Diabetes mellitus concerns more than 415 million people worldwide, with increasing tendency. According to the World Health Organization (WHO), more than 80% of the diabetes-related deaths occur in low- and middleincome countries, making this disease a global challenge. True non-invasive glucose measurements procedures are presently not available to the diabetic patient. There have been many different approaches without useful results. We propose a new concept to measure glucose non-invasively based on a high-brightness mid-infrared laser. The precision was achieved ±20% in the range from 60 mg/dL to 200 mg/dL of glucose concentrations in vivo monitoring to date.

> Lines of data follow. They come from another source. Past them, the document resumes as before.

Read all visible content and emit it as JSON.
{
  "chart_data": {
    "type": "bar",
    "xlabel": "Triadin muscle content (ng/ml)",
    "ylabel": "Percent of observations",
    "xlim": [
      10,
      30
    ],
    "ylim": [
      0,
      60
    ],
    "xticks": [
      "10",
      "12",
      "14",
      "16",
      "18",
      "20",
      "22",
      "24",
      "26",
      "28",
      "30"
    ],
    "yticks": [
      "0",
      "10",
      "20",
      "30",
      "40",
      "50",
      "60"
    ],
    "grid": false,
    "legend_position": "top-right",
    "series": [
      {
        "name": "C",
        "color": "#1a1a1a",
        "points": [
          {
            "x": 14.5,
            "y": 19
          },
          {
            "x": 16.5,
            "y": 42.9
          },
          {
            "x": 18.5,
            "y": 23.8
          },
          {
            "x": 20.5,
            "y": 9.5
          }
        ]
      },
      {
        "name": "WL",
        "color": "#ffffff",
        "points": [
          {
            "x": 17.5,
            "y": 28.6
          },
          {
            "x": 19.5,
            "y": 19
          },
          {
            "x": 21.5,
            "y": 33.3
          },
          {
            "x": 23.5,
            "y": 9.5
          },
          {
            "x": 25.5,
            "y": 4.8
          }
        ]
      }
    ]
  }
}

This is in agreement with the requirements of the ISO 15197:2013 standard.
Development of Novel Solid Catalysts Including Hydride Ions and Application to Low-temperature Ammonia Synthesis
Tokyo Institute of Technology
Hydride materials such as Ca2NH, Ba2NH, CaH2, and Ln2(Ln = La, Ce, Y) function as efficient promoter for Ru catalysts in ammonia synthesis. These are not intrinsically low work function materials, while anionic electrons with a low work function are formed at hydride vacancies, which promote N2 dissociation on Ru surface. Furthermore, Barium-doped calcium amide (Ba-Ca(NH2)2) enhances the efficacy of ammonia synthesis mediatedby Ru and Co by 2 orders of magnitude more than that of a conventional Ru catalyst at low temperatures.